El odio a Jesucristo y a la Virgen ha llegado al paroxismo; y en los centenares de Crucifijos acuchillados, en las imágenes de la Virgen bestialmente profanadas, en los pasquines de Bilbao en que se blasfemaba sacrílegamente de la Madre de Dios, en la infame literatura de las trincheras rojas, en que se ridiculizan los divinos misterios, en la reiterada profanación de las Sagradas Formas, podemos adivinar el odio del infierno encarnado en nuestros infelices comunista. «Tenía jurado vengarme de ti» -le decía uno de ellos al Señor encerrado en el Sagrario-; y encañonado la pistola disparó contra él, diciendo: «Ríndete a los rojos; ríndete al marxismo».

 

 

Ha sido espantosa la profanación de las sagradas reliquias; han sido destrozados o quemados los cuerpos de San Narciso, San Pascual Bailón, la Beata Beatriz de Silva, San Bernardo Calvó y otros. Las formas de profanación son inverosímiles, y casi no se conciben sin sugestión diabólica. Las campanas han sido destrozadas y fundidas. El culto absolutamente suprimido en todo el territorio comunista, si se exceptúa una pequeña porción del norte. Gran número de templos, entre ellos verdaderas joyas de arte, han sido totalmente arrasados; en esta obra inicua se ha obligado a trabajar a pobres sacerdotes. Famosas imágenes de veneración secular han desaparecido para siempre, destruidas o quemadas. En muchas localidades la autoridad ha obligado a los ciudadanos a entregar todos los objetos religiosos de su pertenencia para destruirlos públicamente: pondérese lo que esto representa en el orden del derecho natural, de los vínculos de familia y de la violencia hecha a la conciencia cristiana.

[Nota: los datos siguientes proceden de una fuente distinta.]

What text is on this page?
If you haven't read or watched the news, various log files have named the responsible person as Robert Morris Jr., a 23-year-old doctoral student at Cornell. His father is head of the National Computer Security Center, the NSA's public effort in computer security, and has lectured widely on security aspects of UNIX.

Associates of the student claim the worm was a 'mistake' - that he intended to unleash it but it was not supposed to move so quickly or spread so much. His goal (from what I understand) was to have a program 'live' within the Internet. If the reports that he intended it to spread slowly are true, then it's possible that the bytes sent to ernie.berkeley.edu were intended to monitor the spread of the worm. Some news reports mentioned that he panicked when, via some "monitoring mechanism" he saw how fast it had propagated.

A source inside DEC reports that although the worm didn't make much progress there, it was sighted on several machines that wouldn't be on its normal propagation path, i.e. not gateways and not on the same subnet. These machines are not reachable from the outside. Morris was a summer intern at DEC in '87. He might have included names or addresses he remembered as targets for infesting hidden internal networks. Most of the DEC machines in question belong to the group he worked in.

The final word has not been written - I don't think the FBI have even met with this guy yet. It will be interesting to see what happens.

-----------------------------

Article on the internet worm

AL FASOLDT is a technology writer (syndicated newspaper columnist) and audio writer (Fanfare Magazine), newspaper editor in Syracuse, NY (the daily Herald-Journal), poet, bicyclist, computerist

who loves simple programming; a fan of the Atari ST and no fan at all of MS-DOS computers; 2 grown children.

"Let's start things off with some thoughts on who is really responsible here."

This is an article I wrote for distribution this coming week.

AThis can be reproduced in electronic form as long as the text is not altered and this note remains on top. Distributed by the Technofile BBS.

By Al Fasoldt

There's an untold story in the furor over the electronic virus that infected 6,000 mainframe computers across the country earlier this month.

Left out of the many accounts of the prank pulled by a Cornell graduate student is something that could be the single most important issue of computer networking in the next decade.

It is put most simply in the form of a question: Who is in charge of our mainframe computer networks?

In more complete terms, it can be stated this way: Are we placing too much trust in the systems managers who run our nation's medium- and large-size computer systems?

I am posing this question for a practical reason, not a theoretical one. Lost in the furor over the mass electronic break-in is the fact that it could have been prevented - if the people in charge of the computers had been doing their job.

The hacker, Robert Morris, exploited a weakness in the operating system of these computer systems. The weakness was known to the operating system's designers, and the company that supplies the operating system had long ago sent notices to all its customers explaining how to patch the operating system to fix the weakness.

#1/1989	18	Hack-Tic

No seguimos, venerables Hermanos, en la crítica de la actuación comunista en nuestra Patria, y dejamos a la historia la fiel narración de los hechos en ella acontecidos. Si se nos acusara de haber señalado en forma tan cruda estos estigmas de nuestra revolución, nos justificaríamos con el ejemplo de San Pablo, que no duda en vindicar con palabras tremendas la memoria de los profetas de Israel y que tiene durísimos calificativos para los enemigos de Dios; o el de nuestro Santísimo Padre que, en su Encíclica sobre el Comunismo ateo habla de «una destrucción tan espantosa, llevada a cabo, en España, con un odio, una barbarie y una ferocidad que no se hubiera creído posible en nuestro siglo».

Reiteramos nuestra palabra de perdón para todos y nuestro propósito de hacerles el bien máximo que podamos. Y cerramos este párrafo con estas palabras del «Informe Oficial» sobre las ocurrencias de la revolución en sus tres primeros meses: «No se culpe al pueblo español de otra cosa más que de haber servido de instrumento para la perpetración de estos delitos»… Este odio a la religión y a las tradiciones patrias, de las que eran exponente y demostración tantas cosas para siempre perdidas, «llegó de Rusia, exportando por orientales de espíritu perverso». En descargo de tantas víctimas, alucinadas por «doctrinas de demonios», digamos que al morir, sancionados por la ley, nuestros comunistas se han reconciliado en su inmensa mayoría con el Dios de sus padres. En Mallorca han muerto impenitentes sólo un dos por ciento; en las regiones del sur no más de un veinte por ciento, y en las del norte no llegan tal vez al diez por ciento. Es una prueba del engaño de que ha sido víctima nuestro pueblo.